Another harder to explain example
This program was sent to me by Ilya Kriveshko and shows a somewhat more complicated
performance pattern. Here is his explanation:
I saw your page on double performance problems in HotSpot runtime,
and (in disbelief) tried to run some more tests. To my amazement, I found
that this may not even be an 8-byte boundary alignment problem. I decided
not to use recursion the way you did in your Fibonacci calculation (to take
that out of the equation), but use simple iteration instead. This would ensure
that in the same test batch the same function would be called with the same
stack frame alignment.
I use iteration to run several tests to ensure that separate test batches
are run with sliding stack alignment. (Pardon my wording - I'm sure you'll
understand what I mean when you look at the code.)
What I ran into showed me that the alignment problem may not be as simple
as your conclusion tells. It appears that several (i.e. more than two) different
levels of performance may be achieved depending on alignment on single, double,
triple, etc... word boundary. Please, compile and run the attached program
(based on yours, but uses iteration and computes non-sense number) and look
at the pattern of varying execution times. It appears that every 2hd test
takes 2-3 times longer. But on top of that, every 16th test takes 5-6 times
longer. ... Actually, I just pulled the test data into a spreadsheet and
made a barchart out of it. You can see for yourself. There is a visible
harmonic pattern to it.
Also, running my program with -server also exhibits a similar pattern, although
the peaks are not nearly as pronounced. Overall my test rogram runs significantly
faster with -server. I attached the chart for the -server run as well.
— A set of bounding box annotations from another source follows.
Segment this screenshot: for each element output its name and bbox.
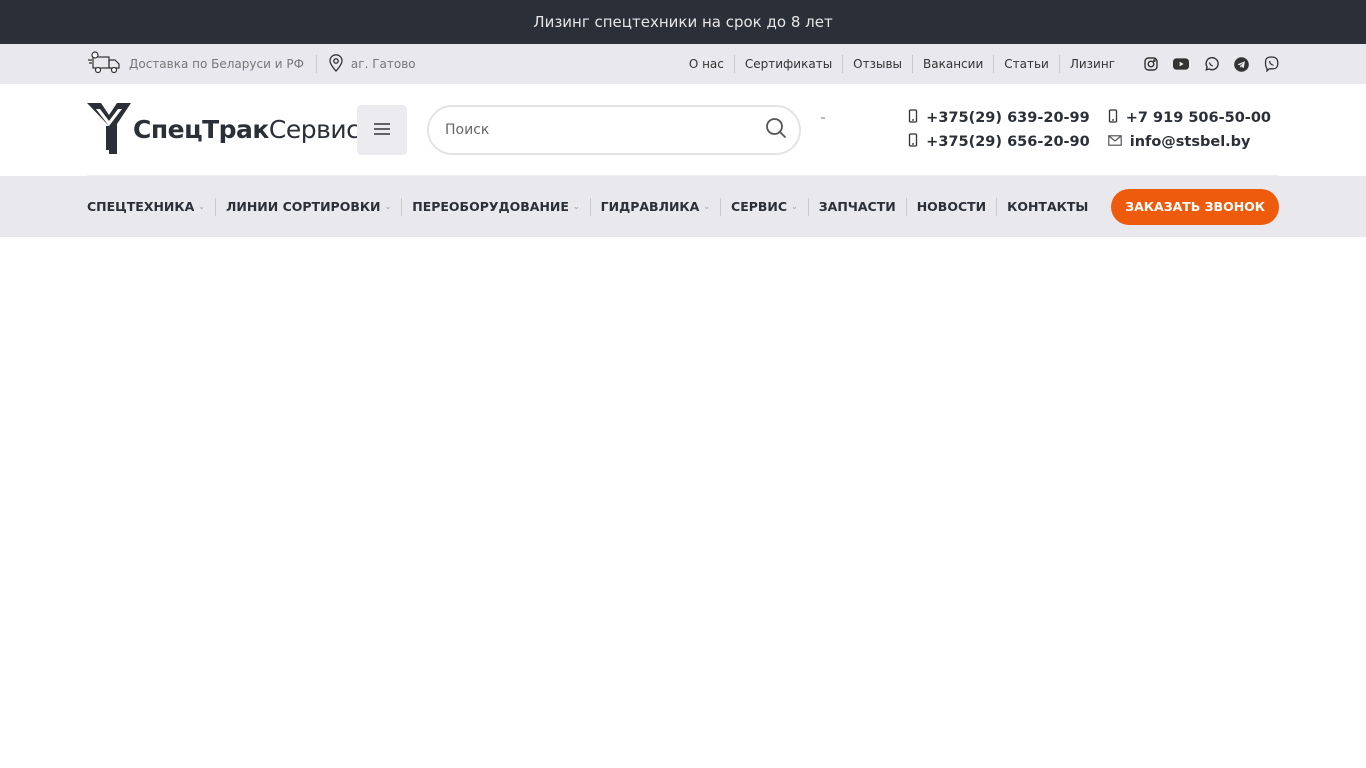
viber-icon[interactable] [1263,56,1279,72]
logo-text: СпецТракСервис [133,115,360,144]
search-icon[interactable] [765,117,787,143]
hamburger-icon [374,120,390,139]
envelope-icon [1107,134,1122,150]
nav-label: СПЕЦТЕХНИКА [87,198,195,214]
promo-bar: Лизинг спецтехники на срок до 8 лет [0,0,1366,44]
link-certificates[interactable]: Сертификаты [733,55,842,73]
phone-2-text: +7 919 506-50-00 [1125,109,1271,126]
menu-button[interactable] [357,104,407,155]
nav-item-hydraulics[interactable]: ГИДРАВЛИКА ⌄ [589,197,720,216]
top-links: О нас Сертификаты Отзывы Вакансии Статьи… [679,55,1125,73]
logo-mark-icon [87,102,131,158]
phone-1[interactable]: +375(29) 639-20-99 [908,108,1090,127]
link-leasing[interactable]: Лизинг [1058,55,1125,73]
chevron-down-icon: ⌄ [198,201,205,211]
nav-label: ЛИНИИ СОРТИРОВКИ [226,198,381,214]
youtube-icon[interactable] [1173,56,1189,72]
phone-3[interactable]: +375(29) 656-20-90 [908,132,1090,151]
instagram-icon[interactable] [1143,56,1159,72]
nav-label: СЕРВИС [731,198,788,214]
order-call-button[interactable]: ЗАКАЗАТЬ ЗВОНОК [1111,188,1279,225]
telegram-icon[interactable] [1233,56,1249,72]
nav-label: НОВОСТИ [916,198,987,214]
chevron-down-icon: ⌄ [384,201,392,211]
main-nav-bar: СПЕЦТЕХНИКА ⌄ ЛИНИИ СОРТИРОВКИ ⌄ ПЕРЕОБОРУ… [0,176,1366,237]
mobile-phone-icon [908,132,918,151]
decorative-dot [821,116,825,119]
chevron-down-icon: ⌄ [791,201,798,211]
whatsapp-icon[interactable] [1203,56,1219,72]
nav-label: ЗАПЧАСТИ [818,198,896,214]
search-box [427,104,801,155]
nav-item-news[interactable]: НОВОСТИ [905,197,996,216]
email-text: info@stsbel.by [1129,133,1251,150]
site-header: СпецТракСервис +375(29) 639-20-99 +7 919… [0,84,1366,176]
email[interactable]: info@stsbel.by [1107,133,1271,151]
link-about[interactable]: О нас [679,55,734,73]
chevron-down-icon: ⌄ [703,201,711,211]
search-input[interactable] [445,121,765,138]
nav-item-special-equipment[interactable]: СПЕЦТЕХНИКА ⌄ [87,198,215,216]
mobile-phone-icon [908,108,918,127]
nav-label: КОНТАКТЫ [1007,198,1089,214]
logo[interactable]: СпецТракСервис [87,102,360,158]
phone-3-text: +375(29) 656-20-90 [926,133,1090,150]
link-reviews[interactable]: Отзывы [842,55,912,73]
nav-item-sorting-lines[interactable]: ЛИНИИ СОРТИРОВКИ ⌄ [215,197,401,216]
location-text: аг. Гатово [350,57,416,71]
delivery-text: Доставка по Беларуси и РФ [129,57,304,71]
location-info: аг. Гатово [329,53,416,75]
link-articles[interactable]: Статьи [993,55,1059,73]
promo-text: Лизинг спецтехники на срок до 8 лет [533,13,833,31]
map-pin-icon [329,53,343,75]
nav-item-parts[interactable]: ЗАПЧАСТИ [807,197,906,216]
main-nav: СПЕЦТЕХНИКА ⌄ ЛИНИИ СОРТИРОВКИ ⌄ ПЕРЕОБОРУ… [87,197,1098,216]
delivery-info: Доставка по Беларуси и РФ [87,50,304,78]
phone-2[interactable]: +7 919 506-50-00 [1108,108,1271,127]
divider [315,55,317,73]
info-bar: Доставка по Беларуси и РФ аг. Гатово О н… [0,44,1366,84]
phone-1-text: +375(29) 639-20-99 [926,109,1090,126]
nav-label: ГИДРАВЛИКА [600,198,700,214]
chevron-down-icon: ⌄ [572,201,580,211]
contacts: +375(29) 639-20-99 +7 919 506-50-00 +375… [908,108,1279,151]
nav-item-re-equipment[interactable]: ПЕРЕОБОРУДОВАНИЕ ⌄ [401,197,589,216]
mobile-phone-icon [1108,108,1118,127]
truck-icon [87,50,121,78]
nav-item-service[interactable]: СЕРВИС ⌄ [720,197,808,216]
link-vacancies[interactable]: Вакансии [912,55,993,73]
nav-item-contacts[interactable]: КОНТАКТЫ [996,197,1098,216]
nav-label: ПЕРЕОБОРУДОВАНИЕ [412,198,569,214]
I just thought you might like to know this, since you were interested in
the problem in the first place.
Also, I was hoping that you could put my test program on your website and
add a comment on Sun's site referring to it, since I don't have web space
readily available to me.
Thanks,
--
Ilya A. Kriveshko
And here is the program DoubleTest.java
and charts of the results for client JVM
and server JVM
A possible explanation?
My own best guess as to why there are complicated patterns in the results
is that the penalty for a misaligned double varies depending on whether the
double also crosses other boundaries such as a cache-line boundary or a page
boundary. This might explain the complex patterns in these results,
but doesn't explain why the server JVM shows variations when other tests
indicated that it didn't suffer from the double misalignment problem. I
suspect it would take a detailed understanding of hotspot and x86 behaviour
to fully explain these results. I was able to stabilize the performance
variations somewhat in my experiments by inserting unused extra local int
variables, but not fully. Perhaps one of the hotspot engineers will
eventually enlighten us.